Skip to content

Filter containing

Filter rows containing any or all of a number of specified values.

Includes or excludes rows of the input datset based on the values of a selected text or list column. Depending on the configuration, if the column contains any or all of the specified values, the corresponding rows will be kept or dropped in the output dataset.

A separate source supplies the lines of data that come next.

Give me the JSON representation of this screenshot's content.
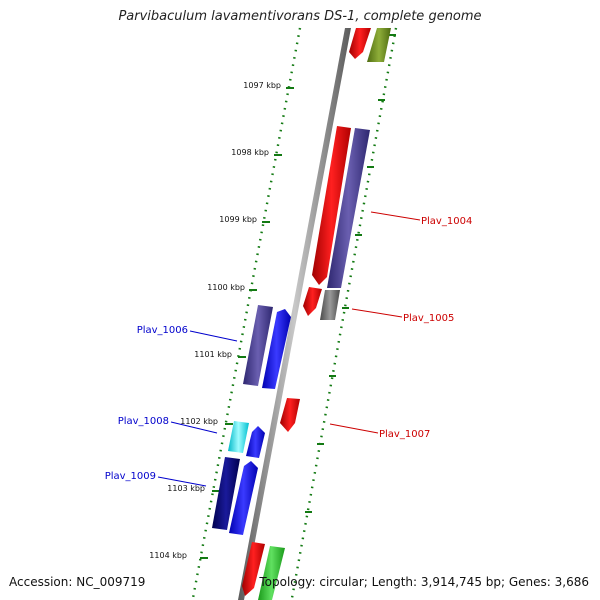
{
  "title": "Parvibaculum lavamentivorans DS-1, complete genome",
  "accession": "Accession: NC_009719",
  "genome_info": "Topology: circular; Length: 3,914,745 bp; Genes: 3,686",
  "kbp_labels": [
    "1097 kbp",
    "1098 kbp",
    "1099 kbp",
    "1100 kbp",
    "1101 kbp",
    "1102 kbp",
    "1103 kbp",
    "1104 kbp"
  ],
  "gene_labels": {
    "plav_1004": "Plav_1004",
    "plav_1005": "Plav_1005",
    "plav_1006": "Plav_1006",
    "plav_1007": "Plav_1007",
    "plav_1008": "Plav_1008",
    "plav_1009": "Plav_1009"
  },
  "colors": {
    "red": "#ff0000",
    "olive": "#6b8e23",
    "slate_blue": "#483d8b",
    "blue": "#0000ff",
    "navy": "#000080",
    "cyan": "#00ffff",
    "gray": "#6e6e6e",
    "green": "#32cd32",
    "tick_green": "#137a13",
    "backbone": "#888888"
  }
}
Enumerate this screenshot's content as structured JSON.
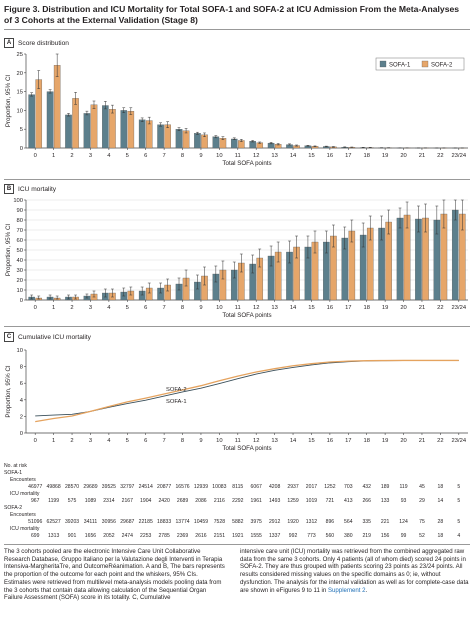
{
  "title": "Figure 3. Distribution and ICU Mortality for Total SOFA-1 and SOFA-2 at ICU Admission From the Meta-Analyses of 3 Cohorts at the External Validation (Stage 8)",
  "panels": {
    "a": {
      "letter": "A",
      "label": "Score distribution"
    },
    "b": {
      "letter": "B",
      "label": "ICU mortality"
    },
    "c": {
      "letter": "C",
      "label": "Cumulative ICU mortality"
    }
  },
  "colors": {
    "sofa1": "#5c7f8c",
    "sofa2": "#e6a66a",
    "line1": "#3a4f5a",
    "line2": "#e5a35f"
  },
  "at_risk": {
    "heading": "No. at risk",
    "sofa1_label": "SOFA-1",
    "sofa2_label": "SOFA-2",
    "encounters_label": "Encounters",
    "mortality_label": "ICU mortality",
    "sofa1_encounters": [
      "46977",
      "49868",
      "28570",
      "29689",
      "39525",
      "32797",
      "24514",
      "20877",
      "16576",
      "12939",
      "10083",
      "8115",
      "6067",
      "4208",
      "2937",
      "2017",
      "1252",
      "703",
      "432",
      "189",
      "119",
      "45",
      "18",
      "5"
    ],
    "sofa1_mortality": [
      "967",
      "1199",
      "575",
      "1089",
      "2314",
      "2167",
      "1904",
      "2420",
      "2689",
      "2086",
      "2116",
      "2292",
      "1961",
      "1493",
      "1259",
      "1019",
      "721",
      "413",
      "266",
      "133",
      "93",
      "29",
      "14",
      "5"
    ],
    "sofa2_encounters": [
      "51096",
      "62527",
      "39203",
      "34111",
      "30956",
      "29687",
      "22185",
      "18833",
      "13774",
      "10459",
      "7528",
      "5882",
      "3975",
      "2912",
      "1920",
      "1312",
      "896",
      "564",
      "335",
      "221",
      "124",
      "75",
      "28",
      "5"
    ],
    "sofa2_mortality": [
      "699",
      "1313",
      "901",
      "1656",
      "2052",
      "2474",
      "2253",
      "2785",
      "2369",
      "2616",
      "2151",
      "1921",
      "1555",
      "1337",
      "992",
      "773",
      "560",
      "380",
      "219",
      "156",
      "99",
      "52",
      "18",
      "4"
    ]
  },
  "caption_left": "The 3 cohorts pooled are the electronic Intensive Care Unit Collaborative Research Database, Gruppo Italiano per la Valutazione degli Interventi in Terapia Intensiva-MargheritaTre, and OutcomeRéanimation. A and B, The bars represents the proportion of the outcome for each point and the whiskers, 95% CIs. Estimates were retrieved from multilevel meta-analysis models pooling data from the 3 cohorts that contain data allowing calculation of the Sequential Organ Failure Assessment (SOFA) score in its totality. C, Cumulative",
  "caption_right_main": "intensive care unit (ICU) mortality was retrieved from the combined aggregated raw data from the same 3 cohorts. Only 4 patients (all of whom died) scored 24 points in SOFA-2. They are thus grouped with patients scoring 23 points as 23/24 points. All results considered missing values on the specific domains as 0; ie, without dysfunction. The analysis for the internal validation as well as for complete-case data are shown in eFigures 9 to 11 in ",
  "caption_right_link": "Supplement 2",
  "caption_right_end": ".",
  "chart_data": [
    {
      "type": "bar",
      "title": "Score distribution",
      "xlabel": "Total SOFA points",
      "ylabel": "Proportion, 95% CI",
      "ylim": [
        0,
        25
      ],
      "yticks": [
        0,
        5,
        10,
        15,
        20,
        25
      ],
      "categories": [
        "0",
        "1",
        "2",
        "3",
        "4",
        "5",
        "6",
        "7",
        "8",
        "9",
        "10",
        "11",
        "12",
        "13",
        "14",
        "15",
        "16",
        "17",
        "18",
        "19",
        "20",
        "21",
        "22",
        "23/24"
      ],
      "legend_position": "top-right",
      "series": [
        {
          "name": "SOFA-1",
          "values": [
            14.2,
            15.0,
            8.8,
            9.2,
            11.3,
            10.0,
            7.5,
            6.2,
            5.0,
            3.9,
            3.0,
            2.4,
            1.8,
            1.3,
            0.9,
            0.6,
            0.4,
            0.2,
            0.12,
            0.06,
            0.035,
            0.013,
            0.005,
            0.002
          ],
          "ci_low": [
            13.8,
            14.6,
            8.5,
            8.8,
            10.4,
            9.4,
            7.0,
            5.8,
            4.6,
            3.6,
            2.7,
            2.2,
            1.6,
            1.1,
            0.8,
            0.5,
            0.3,
            0.15,
            0.08,
            0.03,
            0.02,
            0.005,
            0.001,
            0.0
          ],
          "ci_high": [
            14.7,
            15.5,
            9.2,
            9.8,
            12.4,
            10.7,
            8.0,
            6.7,
            5.4,
            4.2,
            3.3,
            2.7,
            2.0,
            1.5,
            1.1,
            0.7,
            0.5,
            0.3,
            0.17,
            0.1,
            0.06,
            0.03,
            0.01,
            0.005
          ]
        },
        {
          "name": "SOFA-2",
          "values": [
            18.2,
            22.0,
            13.2,
            11.5,
            10.3,
            9.8,
            7.3,
            6.2,
            4.6,
            3.5,
            2.6,
            2.0,
            1.4,
            1.0,
            0.65,
            0.45,
            0.3,
            0.2,
            0.12,
            0.07,
            0.04,
            0.025,
            0.01,
            0.002
          ],
          "ci_low": [
            15.8,
            19.0,
            11.6,
            10.5,
            9.3,
            8.9,
            6.4,
            5.4,
            4.0,
            3.0,
            2.2,
            1.7,
            1.2,
            0.8,
            0.5,
            0.35,
            0.2,
            0.14,
            0.08,
            0.04,
            0.02,
            0.01,
            0.003,
            0.0
          ],
          "ci_high": [
            20.6,
            25.0,
            14.8,
            12.5,
            11.4,
            10.7,
            8.2,
            7.0,
            5.2,
            4.0,
            3.0,
            2.3,
            1.6,
            1.2,
            0.8,
            0.55,
            0.4,
            0.26,
            0.16,
            0.1,
            0.06,
            0.04,
            0.02,
            0.006
          ]
        }
      ]
    },
    {
      "type": "bar",
      "title": "ICU mortality",
      "xlabel": "Total SOFA points",
      "ylabel": "Proportion, 95% CI",
      "ylim": [
        0,
        100
      ],
      "yticks": [
        0,
        10,
        20,
        30,
        40,
        50,
        60,
        70,
        80,
        90,
        100
      ],
      "categories": [
        "0",
        "1",
        "2",
        "3",
        "4",
        "5",
        "6",
        "7",
        "8",
        "9",
        "10",
        "11",
        "12",
        "13",
        "14",
        "15",
        "16",
        "17",
        "18",
        "19",
        "20",
        "21",
        "22",
        "23/24"
      ],
      "series": [
        {
          "name": "SOFA-1",
          "values": [
            3,
            3,
            3,
            4,
            7,
            8,
            9,
            12,
            16,
            18,
            26,
            30,
            36,
            44,
            48,
            53,
            58,
            62,
            65,
            72,
            82,
            81,
            80,
            90
          ],
          "ci_low": [
            1,
            1,
            1,
            2,
            3,
            4,
            5,
            7,
            10,
            11,
            18,
            22,
            27,
            34,
            37,
            42,
            47,
            51,
            53,
            60,
            72,
            68,
            66,
            80
          ],
          "ci_high": [
            5,
            5,
            5,
            6,
            11,
            12,
            13,
            17,
            22,
            25,
            34,
            38,
            45,
            54,
            59,
            64,
            69,
            73,
            77,
            84,
            92,
            94,
            94,
            100
          ]
        },
        {
          "name": "SOFA-2",
          "values": [
            2,
            2,
            3,
            6,
            7,
            9,
            12,
            15,
            22,
            24,
            30,
            37,
            42,
            48,
            53,
            58,
            64,
            69,
            72,
            78,
            85,
            82,
            86,
            86
          ],
          "ci_low": [
            1,
            1,
            1,
            3,
            3,
            5,
            7,
            9,
            14,
            15,
            21,
            28,
            33,
            38,
            42,
            47,
            53,
            58,
            60,
            66,
            72,
            68,
            72,
            70
          ],
          "ci_high": [
            4,
            4,
            5,
            9,
            11,
            13,
            17,
            21,
            30,
            33,
            39,
            46,
            51,
            58,
            64,
            69,
            75,
            80,
            84,
            90,
            98,
            96,
            100,
            100
          ]
        }
      ]
    },
    {
      "type": "line",
      "title": "Cumulative ICU mortality",
      "xlabel": "Total SOFA points",
      "ylabel": "Proportion, 95% CI",
      "ylim": [
        0,
        10
      ],
      "yticks": [
        0,
        2,
        4,
        6,
        8,
        10
      ],
      "categories": [
        "0",
        "1",
        "2",
        "3",
        "4",
        "5",
        "6",
        "7",
        "8",
        "9",
        "10",
        "11",
        "12",
        "13",
        "14",
        "15",
        "16",
        "17",
        "18",
        "19",
        "20",
        "21",
        "22",
        "23/24"
      ],
      "series": [
        {
          "name": "SOFA-1",
          "values": [
            2.06,
            2.16,
            2.25,
            2.6,
            3.1,
            3.55,
            3.95,
            4.45,
            4.95,
            5.4,
            5.95,
            6.55,
            7.1,
            7.55,
            7.9,
            8.2,
            8.45,
            8.6,
            8.68,
            8.72,
            8.73,
            8.74,
            8.74,
            8.74
          ]
        },
        {
          "name": "SOFA-2",
          "values": [
            1.37,
            1.75,
            2.05,
            2.6,
            3.2,
            3.75,
            4.2,
            4.7,
            5.2,
            5.7,
            6.3,
            6.85,
            7.35,
            7.75,
            8.1,
            8.35,
            8.55,
            8.66,
            8.71,
            8.73,
            8.74,
            8.74,
            8.74,
            8.74
          ]
        }
      ]
    }
  ]
}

"Containment" here means texts in a text column containing one or more specified substrings (words), or lists in a list column containing one or more elements matching the specified values. See below for illustrative examples.

Usage


The following are the step's expected inputs and outputs and their specific types.

Step signature
filter_containing(ds_in: dataset, {
    "param": value
}) -> (ds_out: dataset)

where the object {"param": value} is optional in most cases and if present may contain any of the parameters described in the corresponding section below.

Example

E.g., to keep only those rows whose values in the "address" column contain the text string "Madrid":

Example call (in recipe editor)
filter_containing(ds, {"column": "address", "values": ["Madrid"]}) -> (ds_filtered)
More examples

Or, given a dataset with the column "jobs", containing lists of one or more job categories in each row, to keep only those rows where the list includes the word "journalist" (ignoring the letter case, i.e. upper or lower case):

Example call (in recipe editor)
filter_containing(ds, {
  "column": "jobs",
  "values": ["journalist"],
  "case_sensitive": false
}) -> (ds_filtered)

Inputs


ds_in: dataset

An input dataset to filter.

Outputs


ds_out: dataset

A dataset containing the same columns as the input dataset, but including or excluding the matched rows.

Parameters


column: string

Name of column to be matched against the specified values


values: number | string | array

Values to be matched in each row to decide its inclusion or exclusion. May be a single value or a list of values to be matched.

Example parameter values:

  • "the"
  • ["the", "cat"]
  • 2
  • [2, 3]

exclude: boolean = False

If true, matching rows will be excluded from the output dataset. I.e., only rows not containing the specified values will be returned.


contains_all: boolean = False

Rows must contain all specified value to pass filter, rather than any.


case_sensitive: boolean = True

Text values must match case to pass filter.